As leis que temos em vigor para impedir a obtenção de armas de categoria militar por cidadãos que sofrem de doenças mentais são risíveis, sob o padrão de qualquer sociedade civilizada. E até mesmo essas restrições patéticas seriam removidas, se a NRA conseguisse o que deseja.

Esta semana mesmo, a Câmara dos Deputados deveria votar um projeto de lei que afrouxa as restrições à venda de silenciadores e balas capazes de perfurar blindagem (a votação foi adiada indefinidamente depois do massacre em Las Vegas ). Não é difícil descobrir como a NRA distribuiu milhões de dólares ao Congresso a fim de influenciar a votação.

Se a lei proposta tivesse sido aprovada antes do homicídio em massa do domingo, em Las Vegas, e os fuzis encontrados no quarto do atacante estivessem equipados com silenciadores, não é difícil presumir que o total de mortes teria sido muito mais alto. As pessoas que fugiram do show e sobreviveram o fizeram porque ouviram o som dos disparos. Nada disso importa para a NRA.

Incentivo os artistas da música country e de outros gêneros de música de raiz norte-americana a abandonarem o silêncio. Já não basta que você se distancie silenciosamente. As leis que a NRA deseja aprovar são ameaça a você, aos seus fãs e aos shows e festivais que gostamos.

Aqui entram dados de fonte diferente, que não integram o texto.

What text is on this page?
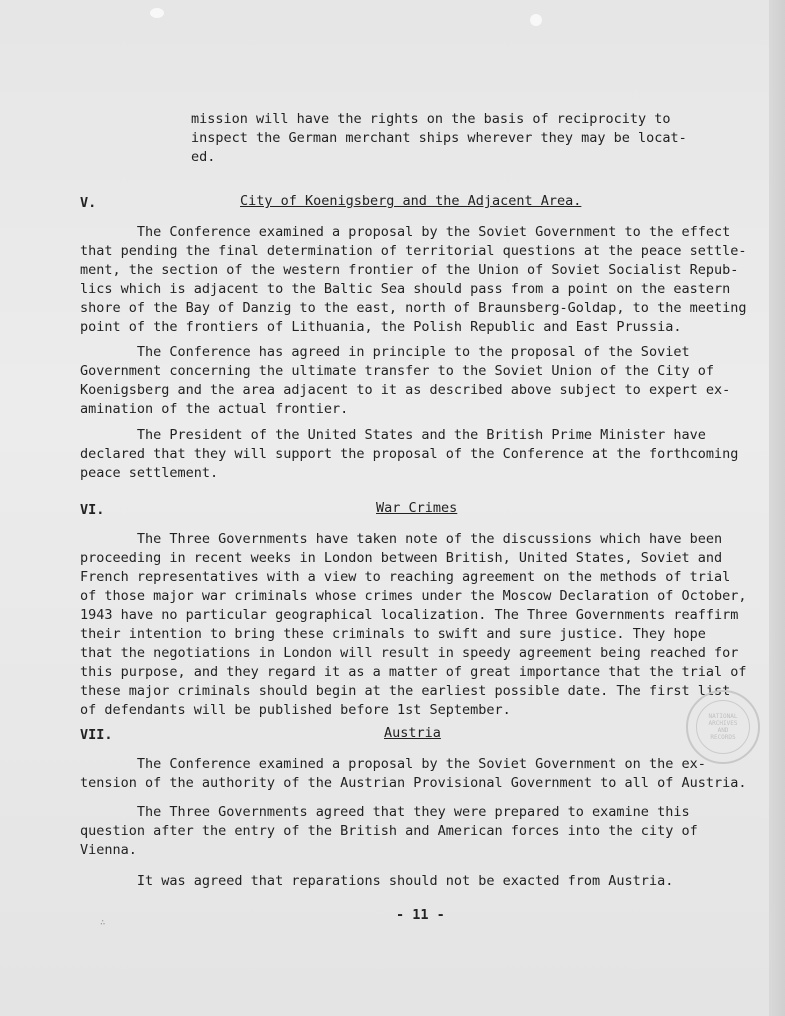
mission will have the rights on the basis of reciprocity to
inspect the German merchant ships wherever they may be locat-
ed.
V.	City of Koenigsberg and the Adjacent Area.
The Conference examined a proposal by the Soviet Government to the effect
that pending the final determination of territorial questions at the peace settle-
ment, the section of the western frontier of the Union of Soviet Socialist Repub-
lics which is adjacent to the Baltic Sea should pass from a point on the eastern
shore of the Bay of Danzig to the east, north of Braunsberg-Goldap, to the meeting
point of the frontiers of Lithuania, the Polish Republic and East Prussia.
The Conference has agreed in principle to the proposal of the Soviet
Government concerning the ultimate transfer to the Soviet Union of the City of
Koenigsberg and the area adjacent to it as described above subject to expert ex-
amination of the actual frontier.
The President of the United States and the British Prime Minister have
declared that they will support the proposal of the Conference at the forthcoming
peace settlement.
VI.	War Crimes
The Three Governments have taken note of the discussions which have been
proceeding in recent weeks in London between British, United States, Soviet and
French representatives with a view to reaching agreement on the methods of trial
of those major war criminals whose crimes under the Moscow Declaration of October,
1943 have no particular geographical localization. The Three Governments reaffirm
their intention to bring these criminals to swift and sure justice. They hope
that the negotiations in London will result in speedy agreement being reached for
this purpose, and they regard it as a matter of great importance that the trial of
these major criminals should begin at the earliest possible date. The first list
of defendants will be published before 1st September.	NATIONAL
ARCHIVES
AND
RECORDS
VII.	Austria
The Conference examined a proposal by the Soviet Government on the ex-
tension of the authority of the Austrian Provisional Government to all of Austria.
The Three Governments agreed that they were prepared to examine this
question after the entry of the British and American forces into the city of
Vienna.
It was agreed that reparations should not be exacted from Austria.
- 11 -
∴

Há coisas demais em jogo para que o conluio com a NRA continue a ser acatado. É possível separar as meadas do patriotismo das leis frouxas de controle de armas, que a organização entrelaçou com tamanha malevolência. As duas coisas não são iguais.

Sei que aqueles que se pronunciam sofrem intimidação. É assim que a NRA opera. Nem todo mundo gostará que você assuma uma posição. Mas não se incomode com isso. Haverá pessoas que queimarão seus discos, ou pedirão de volta o dinheiro de ingressos para seus shows.

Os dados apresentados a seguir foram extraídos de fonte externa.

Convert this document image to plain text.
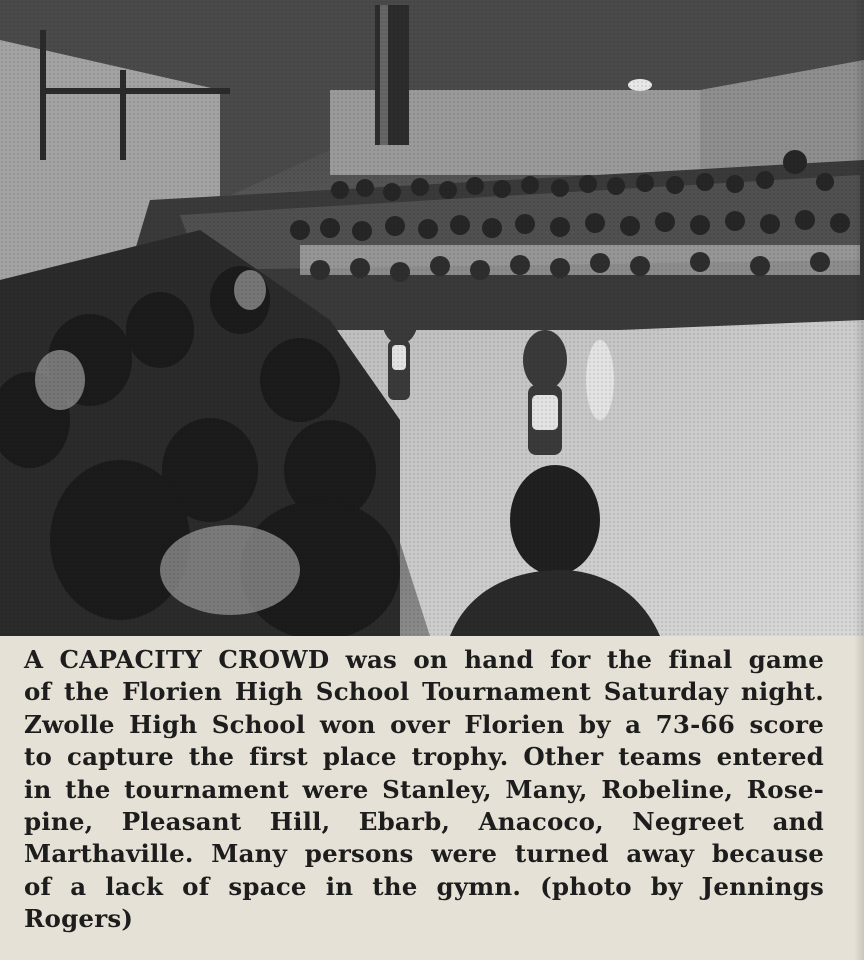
A CAPACITY CROWD was on hand for the final game
of the Florien High School Tournament Saturday night.
Zwolle High School won over Florien by a 73-66 score
to capture the first place trophy. Other teams entered
in the tournament were Stanley, Many, Robeline, Rose-
pine, Pleasant Hill, Ebarb, Anacoco, Negreet and
Marthaville. Many persons were turned away because
of a lack of space in the gymn. (photo by Jennings
Rogers)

Que seja. Encontre a força da convicção moral, mesmo que isso tenha custo —e terá. Não permita que essas pessoas o intimidem ou calem. É nisso que reside o poder da NRA —no silêncio das vozes racionais e na apatia daqueles que poderiam confrontar o poder com a voz da verdade.

O momento atual na história dos EUA não pode ser encarado em silêncio. De acordo com a PolitiFact, entre 2005 e 2015 cerca de 300 mil pessoas foram mortas com o uso de armas de fogo. É quase o equivalente à população de Pittsburgh. O pesar que aflige as famílias atingidas é infindo.

Aqueles de nós que ganham a vida na "torre da canção", na eloquente expressão de Leonard Cohen, precisam fazer com que suas vozes sejam ouvidas.

A NRA vai continuar tentando seguir o roteiro que eles criaram para os momentos posteriores a ataques armados: dirá que não devemos "politizar" a carnificina em Las Vegas ao falar em controle de armas em um momento como esse, e que a questão não é de armas, mas de pessoas, e que mais pessoas deveriam andar armadas, para proteção. Basta.

Patriotismo e acreditar em leis fortes de controle de armas não são uma antítese. Precisamos de leis sensatas para as armas, e espero que meus colegas de moradia na torre da canção se unam a mim para lutar por isso. Unidos, podemos abafar a intimidação.

ROSANNE CASH é cantora e compositora, e seu mais recente álbum é "The River and the Thread".